Civil rights groups are prepared to take the Crown Prosecution Service (CPS) to court for allegedly dropping “weak” rape cases in order to boost prosecution success rates.

The Centre for Women’s Justice (CWJ) - representing women’s groups on behalf of the End Violence Against Women (EVAW) Coalition - claims the “covert” policy has led to a dramatic fall in the number of rape cases being charged.

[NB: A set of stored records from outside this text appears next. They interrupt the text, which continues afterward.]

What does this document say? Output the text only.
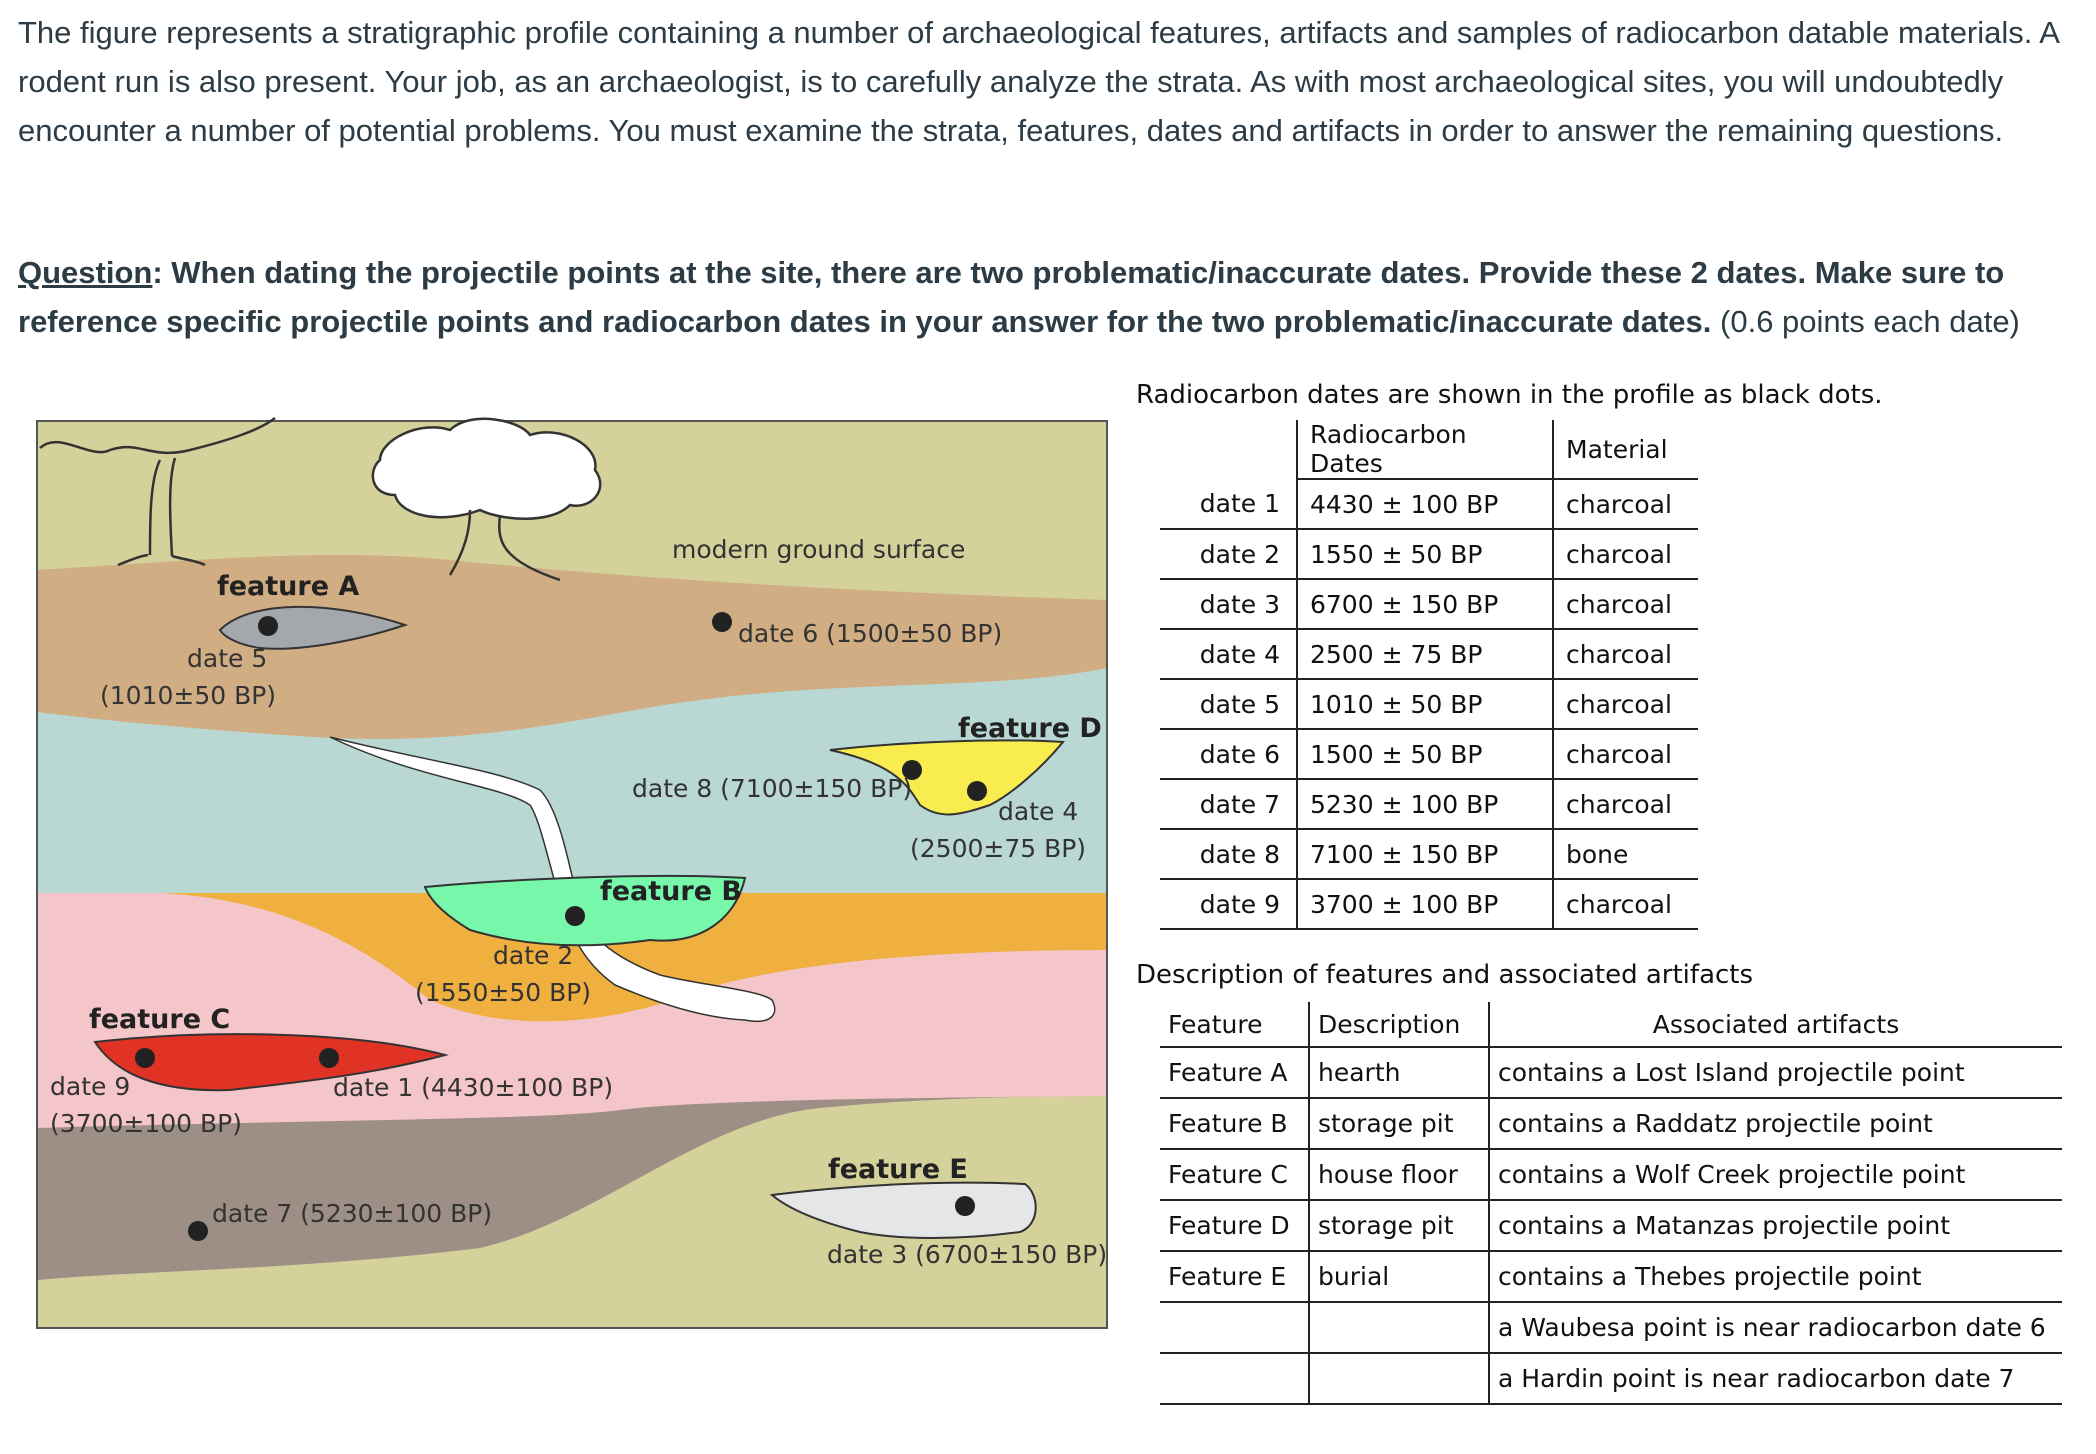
The figure represents a stratigraphic profile containing a number of archaeological features, artifacts and samples of radiocarbon datable materials. A rodent run is also present. Your job, as an archaeologist, is to carefully analyze the strata. As with most archaeological sites, you will undoubtedly encounter a number of potential problems. You must examine the strata, features, dates and artifacts in order to answer the remaining questions.

Question: When dating the projectile points at the site, there are two problematic/inaccurate dates. Provide these 2 dates. Make sure to reference specific projectile points and radiocarbon dates in your answer for the two problematic/inaccurate dates. (0.6 points each date)

modern ground surface
feature A
feature B
feature C
feature D
feature E
date 5
(1010±50 BP)
date 6 (1500±50 BP)
date 8 (7100±150 BP)
date 4
(2500±75 BP)
date 2
(1550±50 BP)
date 9
(3700±100 BP)
date 1 (4430±100 BP)
date 7 (5230±100 BP)
date 3 (6700±150 BP)
Radiocarbon dates are shown in the profile as black dots.
	Radiocarbon Dates	Material
date 1	4430 ± 100 BP	charcoal
date 2	1550 ± 50 BP	charcoal
date 3	6700 ± 150 BP	charcoal
date 4	2500 ± 75 BP	charcoal
date 5	1010 ± 50 BP	charcoal
date 6	1500 ± 50 BP	charcoal
date 7	5230 ± 100 BP	charcoal
date 8	7100 ± 150 BP	bone
date 9	3700 ± 100 BP	charcoal
Description of features and associated artifacts
Feature	Description	Associated artifacts
Feature A	hearth	contains a Lost Island projectile point
Feature B	storage pit	contains a Raddatz projectile point
Feature C	house floor	contains a Wolf Creek projectile point
Feature D	storage pit	contains a Matanzas projectile point
Feature E	burial	contains a Thebes projectile point
		a Waubesa point is near radiocarbon date 6
		a Hardin point is near radiocarbon date 7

EVAW Coalition co-director Sarah Green said: “We are witnessing a collapse in justice after rape at a time when increasing numbers of women are speaking out and reporting these crimes.”

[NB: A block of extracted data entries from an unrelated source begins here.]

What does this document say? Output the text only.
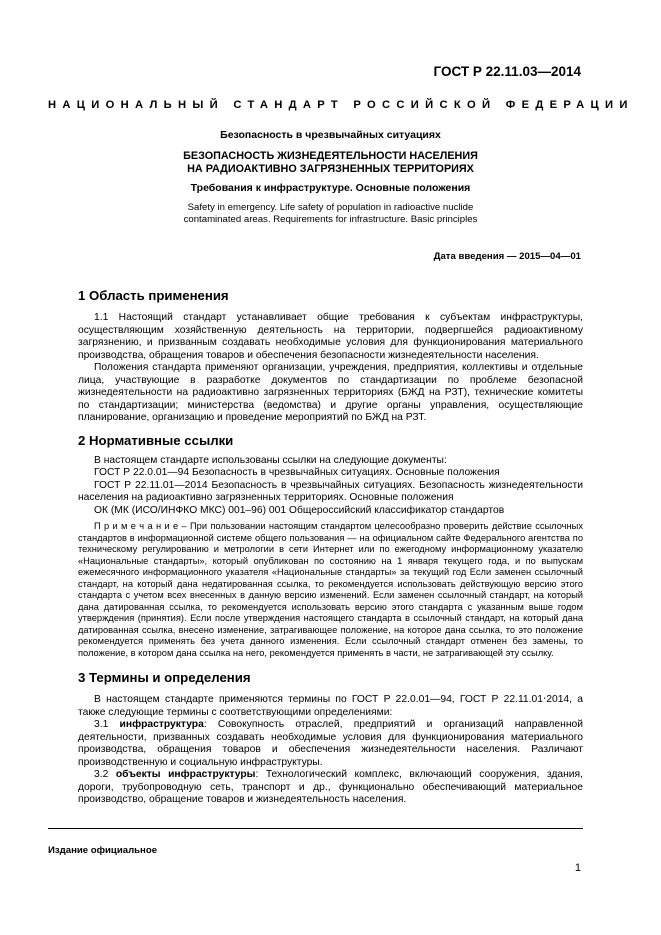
ГОСТ Р 22.11.03—2014
НАЦИОНАЛЬНЫЙ СТАНДАРТ РОССИЙСКОЙ ФЕДЕРАЦИИ
Безопасность в чрезвычайных ситуациях
БЕЗОПАСНОСТЬ ЖИЗНЕДЕЯТЕЛЬНОСТИ НАСЕЛЕНИЯ
НА РАДИОАКТИВНО ЗАГРЯЗНЕННЫХ ТЕРРИТОРИЯХ
Требования к инфраструктуре. Основные положения
Safety in emergency. Life safety of population in radioactive nuclide
contaminated areas. Requirements for infrastructure. Basic principles
Дата введения — 2015—04—01
1 Область применения

1.1 Настоящий стандарт устанавливает общие требования к субъектам инфраструктуры, осуществляющим хозяйственную деятельность на территории, подвергшейся радиоактивному загрязнению, и призванным создавать необходимые условия для функционирования материального производства, обращения товаров и обеспечения безопасности жизнедеятельности населения.

Положения стандарта применяют организации, учреждения, предприятия, коллективы и отдельные лица, участвующие в разработке документов по стандартизации по проблеме безопасной жизнедеятельности на радиоактивно загрязненных территориях (БЖД на РЗТ), технические комитеты по стандартизации; министерства (ведомства) и другие органы управления, осуществляющие планирование, организацию и проведение мероприятий по БЖД на РЗТ.

2 Нормативные ссылки

В настоящем стандарте использованы ссылки на следующие документы:

ГОСТ Р 22.0.01—94 Безопасность в чрезвычайных ситуациях. Основные положения

ГОСТ Р 22.11.01—2014 Безопасность в чрезвычайных ситуациях. Безопасность жизнедеятельности населения на радиоактивно загрязненных территориях. Основные положения

ОК (МК (ИСО/ИНФКО МКС) 001–96) 001 Общероссийский классификатор стандартов

П р и м е ч а н и е – При пользовании настоящим стандартом целесообразно проверить действие ссылочных стандартов в информационной системе общего пользования — на официальном сайте Федерального агентства по техническому регулированию и метрологии в сети Интернет или по ежегодному информационному указателю «Национальные стандарты», который опубликован по состоянию на 1 января текущего года, и по выпускам ежемесячного информационного указателя «Национальные стандарты» за текущий год Если заменен ссылочный стандарт, на который дана недатированная ссылка, то рекомендуется использовать действующую версию этого стандарта с учетом всех внесенных в данную версию изменений. Если заменен ссылочный стандарт, на который дана датированная ссылка, то рекомендуется использовать версию этого стандарта с указанным выше годом утверждения (принятия). Если после утверждения настоящего стандарта в ссылочный стандарт, на который дана датированная ссылка, внесено изменение, затрагивающее положение, на которое дана ссылка, то это положение рекомендуется применять без учета данного изменения. Если ссылочный стандарт отменен без замены, то положение, в котором дана ссылка на него, рекомендуется применять в части, не затрагивающей эту ссылку.

3 Термины и определения

В настоящем стандарте применяются термины по ГОСТ Р 22.0.01—94, ГОСТ Р 22.11.01‧2014, а также следующие термины с соответствующими определениями:

3.1 инфраструктура: Совокупность отраслей, предприятий и организаций направленной деятельности, призванных создавать необходимые условия для функционирования материального производства, обращения товаров и обеспечения жизнедеятельности населения. Различают производственную и социальную инфраструктуры.

3.2 объекты инфраструктуры: Технологический комплекс, включающий сооружения, здания, дороги, трубопроводную сеть, транспорт и др., функционально обеспечивающий материальное производство, обращение товаров и жизнедеятельность населения.

Издание официальное
1
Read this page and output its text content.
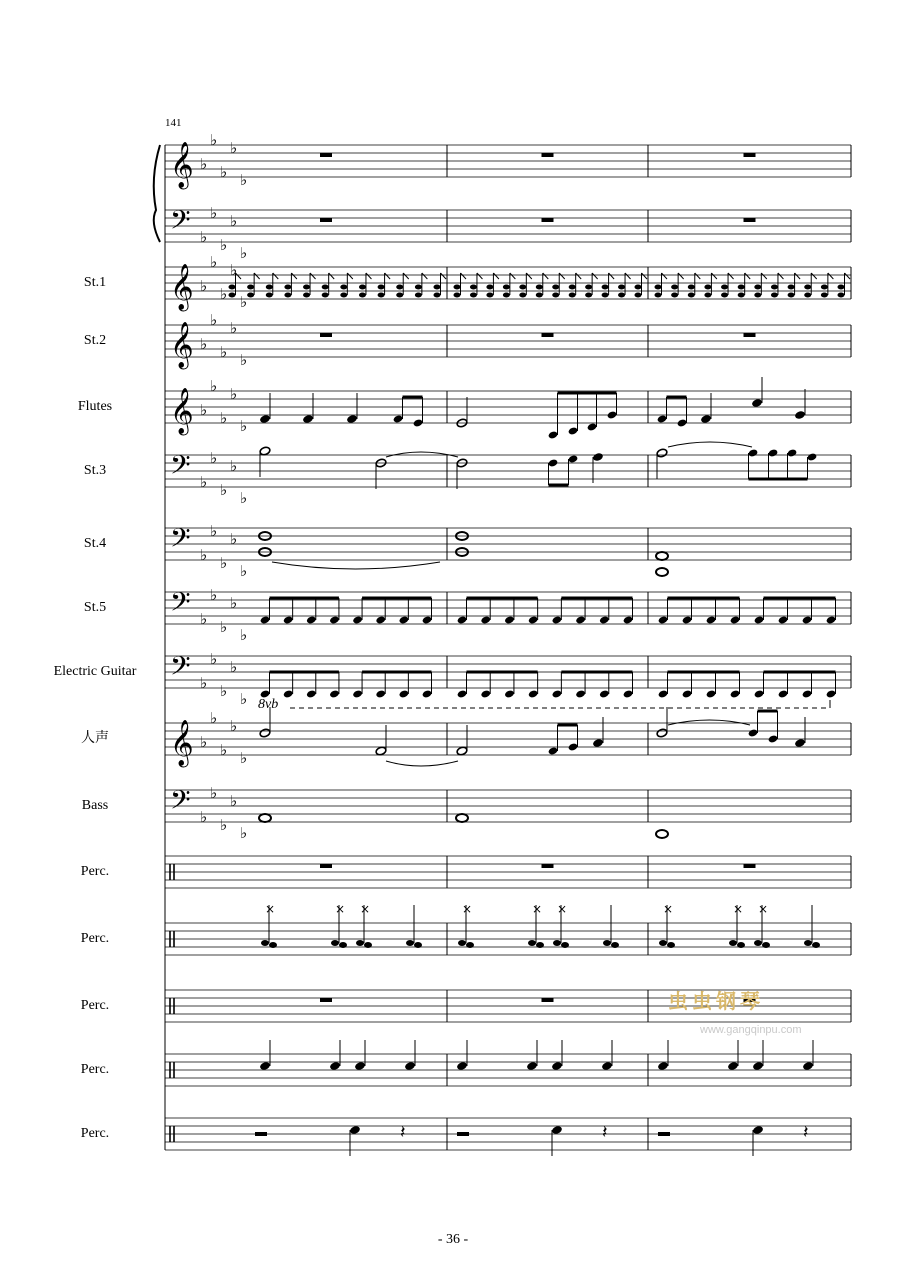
𝄞 ♭
♭
♭
♭
♭
𝄢 ♭
♭
♭
♭
♭
𝄞 ♭
♭
♭
♭
♭
𝄞 ♭
♭
♭
♭
♭
𝄞 ♭
♭
♭
♭
♭
𝄢 ♭
♭
♭
♭
♭
𝄢 ♭
♭
♭
♭
♭
𝄢 ♭
♭
♭
♭
♭
𝄢 ♭
♭
♭
♭
♭
𝄞 ♭
♭
♭
♭
♭
𝄢 ♭
♭
♭
♭
♭
×	× ×	×	× ×	×	× ×
𝄽	𝄽	𝄽
141
St.1
St.2
Flutes
St.3
St.4
St.5
Electric Guitar
人声
Bass
Perc.
Perc.
Perc.
Perc.
Perc.
8vb
虫虫钢琴
www.gangqinpu.com
- 36 -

What are the claims against the CPS?

The independent public authority, which is responsible for prosecuting people in England and Wales, is said to have introduced a policy of dropping rape cases on general principles, rather than building each case individually, reports the BBC. Campaigner Green said: “We have strong evidence to show that CPS leaders have quietly changed their approach to decision-making in rape cases, switching from building cases based on their merits back to second-guessing jury prejudices.”

She added: “This is extremely serious and is having a detrimental impact on women’s access to justice.”

What do the numbers show?

In September, The Guardian reported that CPS figures showed that less than a third of prosecutions brought against men aged between 18 and 24 over the previous five years had resulted in a conviction. According to the newspaper, prosecution bosses fear that juries are reluctant to punish men at the start of their adult life for serious sexual assaults.

How many cases are brought?

The EVAW Coalition – which includes Amnesty International, the Fawcett Society and Refuge – points out that the number of rape cases charged and brought to court fell by 44% between 2014 and 2018. In the same period, the number of alleged rapes reported to police nearly tripled.

“Fewer than 4% of women who report attacks can now expect their complaint to reach trial,” says The Guardian’s legal affairs correspondent Owen Bowcott

What do campaigners say?

CWJ director Harriet Wistrich said: “We are arguing that the CPS’s systemic failure to prosecute rape is a human rights failure and has a discriminatory impact on women, who are the large majority of rape victims. Failures by the CPS to consult on changes to policy and [disregarding] its own guidance developed to tackle the under-prosecution of rape are, we argue, unlawful.”

The campaigners are submitting a “letter before action” to the CPS demanding that the authority change its practices or face a judicial review. The letter includes a dossier of 21 recent cases dropped by prosecutors despite allegedly compelling evidence. In some of the cases, suspects were known to be violent, The Guardian reports.

The legal challenge, funded through the CrowdJustice website, is based on Article Three of the Human Rights Act, requiring a “effective” police and prosecution remedy for rape which disproportionately affects women. 

What does the CPS say?

Crown presecutors have denied the policy change claims. A spokesperson said: “Sexual offences are some of the most complex cases we prosecute and we train our prosecutors to understand victim vulnerabilities and the impact of rape, as well as consent, myths and stereotypes.

“Decisions to prosecute are based on whether our legal tests are met – no other reason – and we always seek to prosecute where there is sufficient evidence to do so.”